«Salat al-istisqaâ» (prière de la pluie) dans un lycée de Bekalta.
Sans un usage plus rationnel de nos maigres ressources hydrauliques, les prières de la pluie risquent fort de se multiplier dans le futur…
Par Faïk Henablia *
La prière des rogations pour la pluie, ou «salat al-istisqaâ», consistant à prier Dieu pour obtenir la pluie en temps de sécheresse, est une pratique bien ancienne, qui ne concerne, d’ailleurs, pas que la religion musulmane.
Qu’un citoyen ou un groupe de citoyens décident de s’y adonner, en désespoir de cause, ne prête à aucune réflexion particulière, en dehors, peut-être d’un certain scepticisme, que l’on se gardera bien de manifester publiquement, respect oblige.

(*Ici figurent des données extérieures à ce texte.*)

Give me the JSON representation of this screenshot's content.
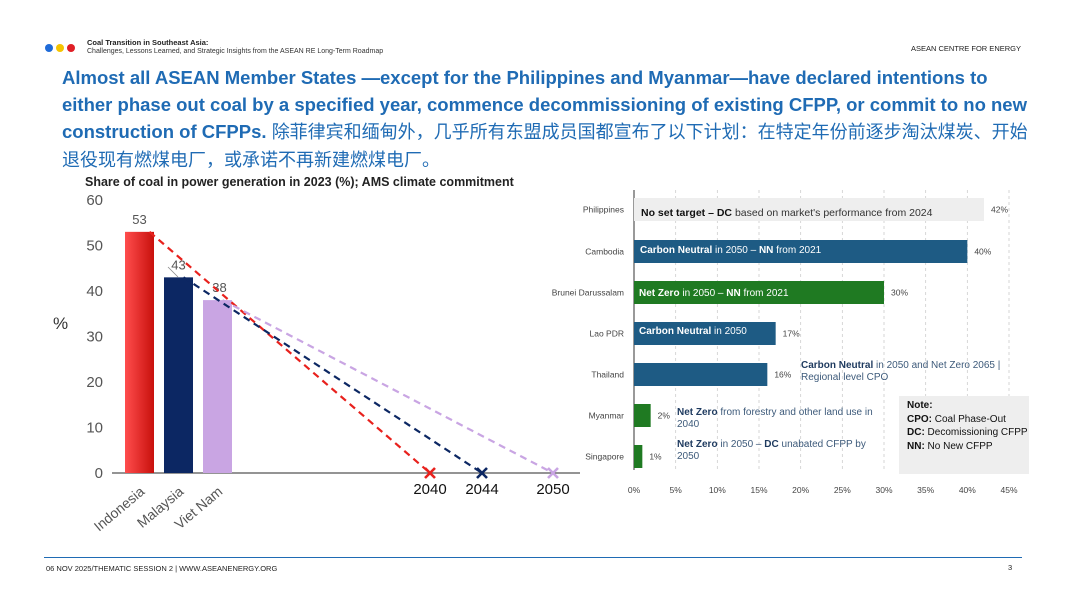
{
  "header": {
    "dot_colors": [
      "#1f6bd8",
      "#f5c400",
      "#e01f26"
    ],
    "title": "Coal Transition in Southeast Asia:",
    "subtitle": "Challenges, Lessons Learned, and Strategic Insights from the ASEAN RE Long-Term Roadmap",
    "org": "ASEAN CENTRE FOR ENERGY"
  },
  "headline": {
    "en": "Almost all ASEAN Member States —except for the Philippines and Myanmar—have declared intentions to either phase out coal by a specified year, commence decommissioning of existing CFPP, or commit to no new construction of CFPPs.",
    "zh": "除菲律宾和缅甸外，几乎所有东盟成员国都宣布了以下计划：在特定年份前逐步淘汰煤炭、开始退役现有燃煤电厂，或承诺不再新建燃煤电厂。"
  },
  "chart_title": "Share of coal in power generation in 2023 (%); AMS climate commitment",
  "chart_data": [
    {
      "type": "bar",
      "ylabel": "%",
      "ylim": [
        0,
        60
      ],
      "yticks": [
        0,
        10,
        20,
        30,
        40,
        50,
        60
      ],
      "categories": [
        "Indonesia",
        "Malaysia",
        "Viet Nam"
      ],
      "values": [
        53,
        43,
        38
      ],
      "bar_colors": [
        "#e8211d",
        "#0c2763",
        "#c9a5e3"
      ],
      "phaseout_years": [
        "2040",
        "2044",
        "2050"
      ],
      "trend_colors": [
        "#e8211d",
        "#0c2763",
        "#c9a5e3"
      ]
    },
    {
      "type": "bar",
      "orientation": "horizontal",
      "xlim": [
        0,
        45
      ],
      "xticks": [
        "0%",
        "5%",
        "10%",
        "15%",
        "20%",
        "25%",
        "30%",
        "35%",
        "40%",
        "45%"
      ],
      "categories": [
        "Philippines",
        "Cambodia",
        "Brunei Darussalam",
        "Lao PDR",
        "Thailand",
        "Myanmar",
        "Singapore"
      ],
      "values": [
        42,
        40,
        30,
        17,
        16,
        2,
        1
      ],
      "value_labels": [
        "42%",
        "40%",
        "30%",
        "17%",
        "16%",
        "2%",
        "1%"
      ],
      "bar_colors": [
        "#eeeeee",
        "#1e5b84",
        "#1f7a22",
        "#1e5b84",
        "#1e5b84",
        "#1f7a22",
        "#1f7a22"
      ],
      "labels": [
        {
          "b1": "No set target – DC",
          "t1": " based on market's performance from 2024",
          "b2": "",
          "t2": ""
        },
        {
          "b1": "Carbon Neutral",
          "t1": " in 2050 – ",
          "b2": "NN",
          "t2": " from 2021"
        },
        {
          "b1": "Net Zero",
          "t1": " in 2050 – ",
          "b2": "NN",
          "t2": " from 2021"
        },
        {
          "b1": "Carbon Neutral",
          "t1": " in 2050",
          "b2": "",
          "t2": ""
        },
        {
          "b1": "Carbon Neutral",
          "t1": " in 2050 and Net Zero 2065 | Regional level CPO",
          "b2": "",
          "t2": ""
        },
        {
          "b1": "Net Zero",
          "t1": " from forestry and other land use in 2040",
          "b2": "",
          "t2": ""
        },
        {
          "b1": "Net Zero",
          "t1": " in 2050 – ",
          "b2": "DC",
          "t2": " unabated CFPP by 2050"
        }
      ]
    }
  ],
  "note": {
    "title": "Note:",
    "items": [
      {
        "abbr": "CPO:",
        "text": " Coal Phase-Out"
      },
      {
        "abbr": "DC:",
        "text": " Decomissioning CFPP"
      },
      {
        "abbr": "NN:",
        "text": " No New CFPP"
      }
    ]
  },
  "footer": {
    "text": "06 NOV 2025/THEMATIC SESSION 2 |  WWW.ASEANENERGY.ORG",
    "page": "3"
  }
}
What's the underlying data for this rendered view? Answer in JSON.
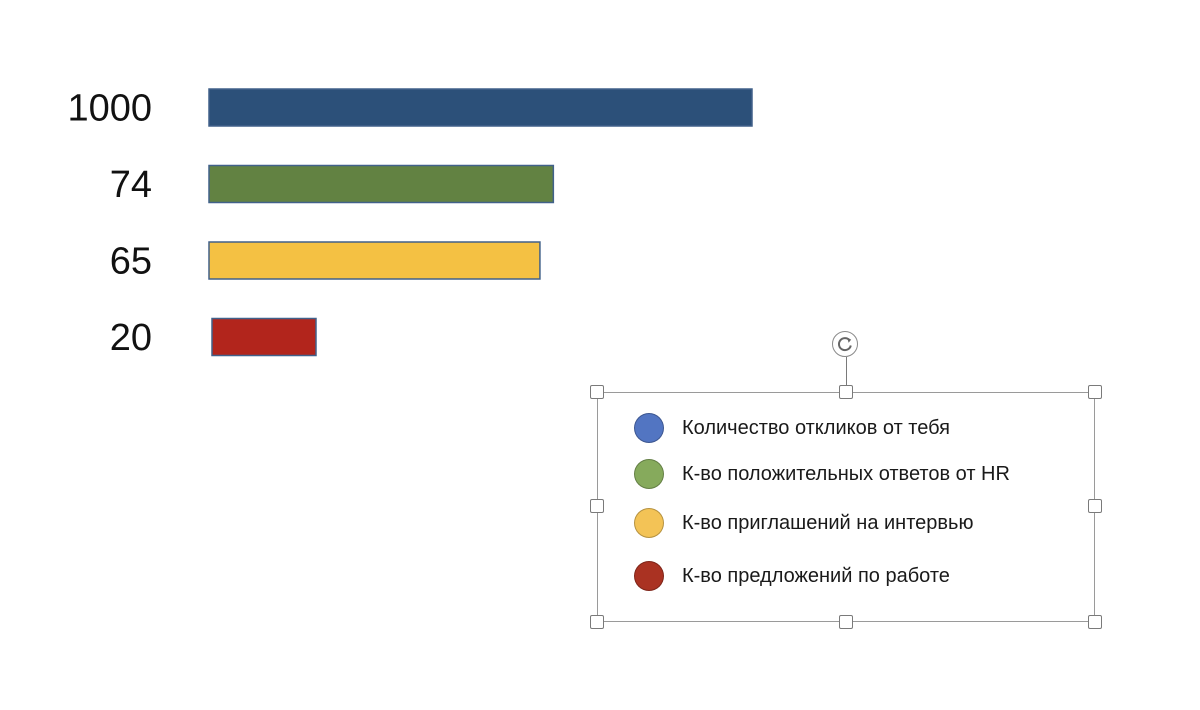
{
  "chart_data": {
    "type": "bar",
    "orientation": "horizontal",
    "categories": [
      "Количество откликов от тебя",
      "К-во положительных ответов от HR",
      "К-во приглашений на интервью",
      "К-во предложений по работе"
    ],
    "values": [
      1000,
      74,
      65,
      20
    ],
    "value_labels": [
      "1000",
      "74",
      "65",
      "20"
    ],
    "colors": [
      "#2c5079",
      "#628242",
      "#f4c143",
      "#b2251c"
    ],
    "legend_colors": [
      "#5275c2",
      "#86aa5c",
      "#f3c356",
      "#aa3222"
    ],
    "title": "",
    "xlabel": "",
    "ylabel": "",
    "grid": false,
    "legend_position": "bottom-right"
  }
}
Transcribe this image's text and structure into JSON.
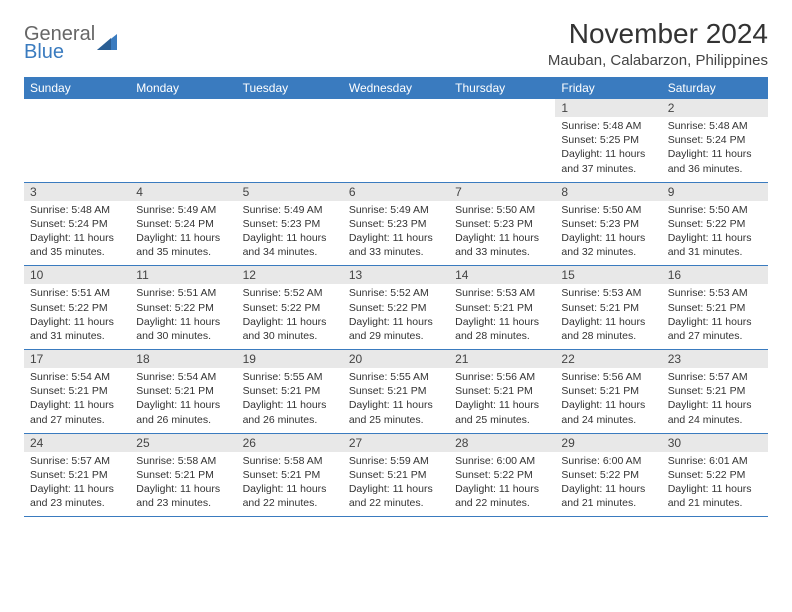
{
  "colors": {
    "header_bg": "#3a7bbf",
    "header_text": "#ffffff",
    "daynum_bg": "#e8e8e8",
    "row_divider": "#3a7bbf",
    "page_bg": "#ffffff",
    "body_text": "#333333",
    "logo_gray": "#666666",
    "logo_blue": "#3a7bbf"
  },
  "typography": {
    "title_size_pt": 28,
    "location_size_pt": 15,
    "header_cell_size_pt": 12,
    "daynum_size_pt": 12,
    "body_size_pt": 10.5
  },
  "logo": {
    "line1": "General",
    "line2": "Blue",
    "icon": "sail-triangle"
  },
  "title": "November 2024",
  "location": "Mauban, Calabarzon, Philippines",
  "day_headers": [
    "Sunday",
    "Monday",
    "Tuesday",
    "Wednesday",
    "Thursday",
    "Friday",
    "Saturday"
  ],
  "weeks": [
    [
      {
        "empty": true
      },
      {
        "empty": true
      },
      {
        "empty": true
      },
      {
        "empty": true
      },
      {
        "empty": true
      },
      {
        "num": "1",
        "sunrise": "Sunrise: 5:48 AM",
        "sunset": "Sunset: 5:25 PM",
        "daylight": "Daylight: 11 hours and 37 minutes."
      },
      {
        "num": "2",
        "sunrise": "Sunrise: 5:48 AM",
        "sunset": "Sunset: 5:24 PM",
        "daylight": "Daylight: 11 hours and 36 minutes."
      }
    ],
    [
      {
        "num": "3",
        "sunrise": "Sunrise: 5:48 AM",
        "sunset": "Sunset: 5:24 PM",
        "daylight": "Daylight: 11 hours and 35 minutes."
      },
      {
        "num": "4",
        "sunrise": "Sunrise: 5:49 AM",
        "sunset": "Sunset: 5:24 PM",
        "daylight": "Daylight: 11 hours and 35 minutes."
      },
      {
        "num": "5",
        "sunrise": "Sunrise: 5:49 AM",
        "sunset": "Sunset: 5:23 PM",
        "daylight": "Daylight: 11 hours and 34 minutes."
      },
      {
        "num": "6",
        "sunrise": "Sunrise: 5:49 AM",
        "sunset": "Sunset: 5:23 PM",
        "daylight": "Daylight: 11 hours and 33 minutes."
      },
      {
        "num": "7",
        "sunrise": "Sunrise: 5:50 AM",
        "sunset": "Sunset: 5:23 PM",
        "daylight": "Daylight: 11 hours and 33 minutes."
      },
      {
        "num": "8",
        "sunrise": "Sunrise: 5:50 AM",
        "sunset": "Sunset: 5:23 PM",
        "daylight": "Daylight: 11 hours and 32 minutes."
      },
      {
        "num": "9",
        "sunrise": "Sunrise: 5:50 AM",
        "sunset": "Sunset: 5:22 PM",
        "daylight": "Daylight: 11 hours and 31 minutes."
      }
    ],
    [
      {
        "num": "10",
        "sunrise": "Sunrise: 5:51 AM",
        "sunset": "Sunset: 5:22 PM",
        "daylight": "Daylight: 11 hours and 31 minutes."
      },
      {
        "num": "11",
        "sunrise": "Sunrise: 5:51 AM",
        "sunset": "Sunset: 5:22 PM",
        "daylight": "Daylight: 11 hours and 30 minutes."
      },
      {
        "num": "12",
        "sunrise": "Sunrise: 5:52 AM",
        "sunset": "Sunset: 5:22 PM",
        "daylight": "Daylight: 11 hours and 30 minutes."
      },
      {
        "num": "13",
        "sunrise": "Sunrise: 5:52 AM",
        "sunset": "Sunset: 5:22 PM",
        "daylight": "Daylight: 11 hours and 29 minutes."
      },
      {
        "num": "14",
        "sunrise": "Sunrise: 5:53 AM",
        "sunset": "Sunset: 5:21 PM",
        "daylight": "Daylight: 11 hours and 28 minutes."
      },
      {
        "num": "15",
        "sunrise": "Sunrise: 5:53 AM",
        "sunset": "Sunset: 5:21 PM",
        "daylight": "Daylight: 11 hours and 28 minutes."
      },
      {
        "num": "16",
        "sunrise": "Sunrise: 5:53 AM",
        "sunset": "Sunset: 5:21 PM",
        "daylight": "Daylight: 11 hours and 27 minutes."
      }
    ],
    [
      {
        "num": "17",
        "sunrise": "Sunrise: 5:54 AM",
        "sunset": "Sunset: 5:21 PM",
        "daylight": "Daylight: 11 hours and 27 minutes."
      },
      {
        "num": "18",
        "sunrise": "Sunrise: 5:54 AM",
        "sunset": "Sunset: 5:21 PM",
        "daylight": "Daylight: 11 hours and 26 minutes."
      },
      {
        "num": "19",
        "sunrise": "Sunrise: 5:55 AM",
        "sunset": "Sunset: 5:21 PM",
        "daylight": "Daylight: 11 hours and 26 minutes."
      },
      {
        "num": "20",
        "sunrise": "Sunrise: 5:55 AM",
        "sunset": "Sunset: 5:21 PM",
        "daylight": "Daylight: 11 hours and 25 minutes."
      },
      {
        "num": "21",
        "sunrise": "Sunrise: 5:56 AM",
        "sunset": "Sunset: 5:21 PM",
        "daylight": "Daylight: 11 hours and 25 minutes."
      },
      {
        "num": "22",
        "sunrise": "Sunrise: 5:56 AM",
        "sunset": "Sunset: 5:21 PM",
        "daylight": "Daylight: 11 hours and 24 minutes."
      },
      {
        "num": "23",
        "sunrise": "Sunrise: 5:57 AM",
        "sunset": "Sunset: 5:21 PM",
        "daylight": "Daylight: 11 hours and 24 minutes."
      }
    ],
    [
      {
        "num": "24",
        "sunrise": "Sunrise: 5:57 AM",
        "sunset": "Sunset: 5:21 PM",
        "daylight": "Daylight: 11 hours and 23 minutes."
      },
      {
        "num": "25",
        "sunrise": "Sunrise: 5:58 AM",
        "sunset": "Sunset: 5:21 PM",
        "daylight": "Daylight: 11 hours and 23 minutes."
      },
      {
        "num": "26",
        "sunrise": "Sunrise: 5:58 AM",
        "sunset": "Sunset: 5:21 PM",
        "daylight": "Daylight: 11 hours and 22 minutes."
      },
      {
        "num": "27",
        "sunrise": "Sunrise: 5:59 AM",
        "sunset": "Sunset: 5:21 PM",
        "daylight": "Daylight: 11 hours and 22 minutes."
      },
      {
        "num": "28",
        "sunrise": "Sunrise: 6:00 AM",
        "sunset": "Sunset: 5:22 PM",
        "daylight": "Daylight: 11 hours and 22 minutes."
      },
      {
        "num": "29",
        "sunrise": "Sunrise: 6:00 AM",
        "sunset": "Sunset: 5:22 PM",
        "daylight": "Daylight: 11 hours and 21 minutes."
      },
      {
        "num": "30",
        "sunrise": "Sunrise: 6:01 AM",
        "sunset": "Sunset: 5:22 PM",
        "daylight": "Daylight: 11 hours and 21 minutes."
      }
    ]
  ]
}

Mais que penser, lorsqu’un membre du gouvernement, en l’occurrence le ministre des Affaires religieuses en personne, autrement dit un représentant officiel de l’Etat, y appelle publiquement ainsi qu’il le fît récemment?
Certains, dont je fais partie, se surprennent alors à prier pour un tout autre motif, à savoir que ceci ne constitue pas un changement dans la stratégie publique en matière de ressources hydrauliques.
Quand l’eau se fait prier
Plus sérieusement, notre pays est en tête de liste des victimes annoncées du dérèglement climatique et du réchauffement global, avec une sécheresse structurelle menaçant de réduire nos ressources hydrauliques à 40% du niveau actuel, sur un horizon d’une vingtaine d’années.
Un vrai changement de comportement, tant individuel que collectif, s’impose, par conséquent, dans l’utilisation de l’eau, denrée de plus en plus rare, qu’il s’agit d’apprendre à économiser et à utiliser avec parcimonie.
J’ai alors pensé à tous ceux qui appellent à la prière de l’eau, et me suis demandé s’il ne serait pas plus intelligent et avisé de leur part, et s’ils ont tant soit peu d’influence, d’appeler plutôt à économiser cette eau et à la sauvegarder, en recommandant par exemple de réduire, voire de renoncer aux ablutions («woudhou’») pour graduellement leur préférer les ablutions sèches («tayammum»).
Le «tayammum» est autorisé dans des situations de raréfaction de l’eau, ou si celle-ci, bien que disponible, est destinée à d’autres usages prioritaires. C’est exactement notre situation.
Il faut préciser que les ablutions «woudhou’» ne sont pas une pratique hygiénique, mais de pure symbolisme purificatoire. Que ceux qui le contestent retournent dans une mosquée et qu’ils fassent attention aux odeurs corporelles qui s’y répandent lors d’une prière!
Le «tayammum» est également une pratique de purification symbolique. L’une des causes l’autorisant est la pénurie d’eau ou son insuffisance pour la purification, que l’on soit ou non en déplacement ou en voyage, d’ailleurs.
Coupures d’eau et autres gênes
Pénurie d’eau? N’est-ce pas la situation tragique et malheureusement inéluctable, dans laquelle nous nous enfonçons de plus en plus? Ne commençons d’ailleurs nous pas à en ressentir plus fréquemment les effets dans notre vie quotidienne avec la multiplication des coupures et autres gênes?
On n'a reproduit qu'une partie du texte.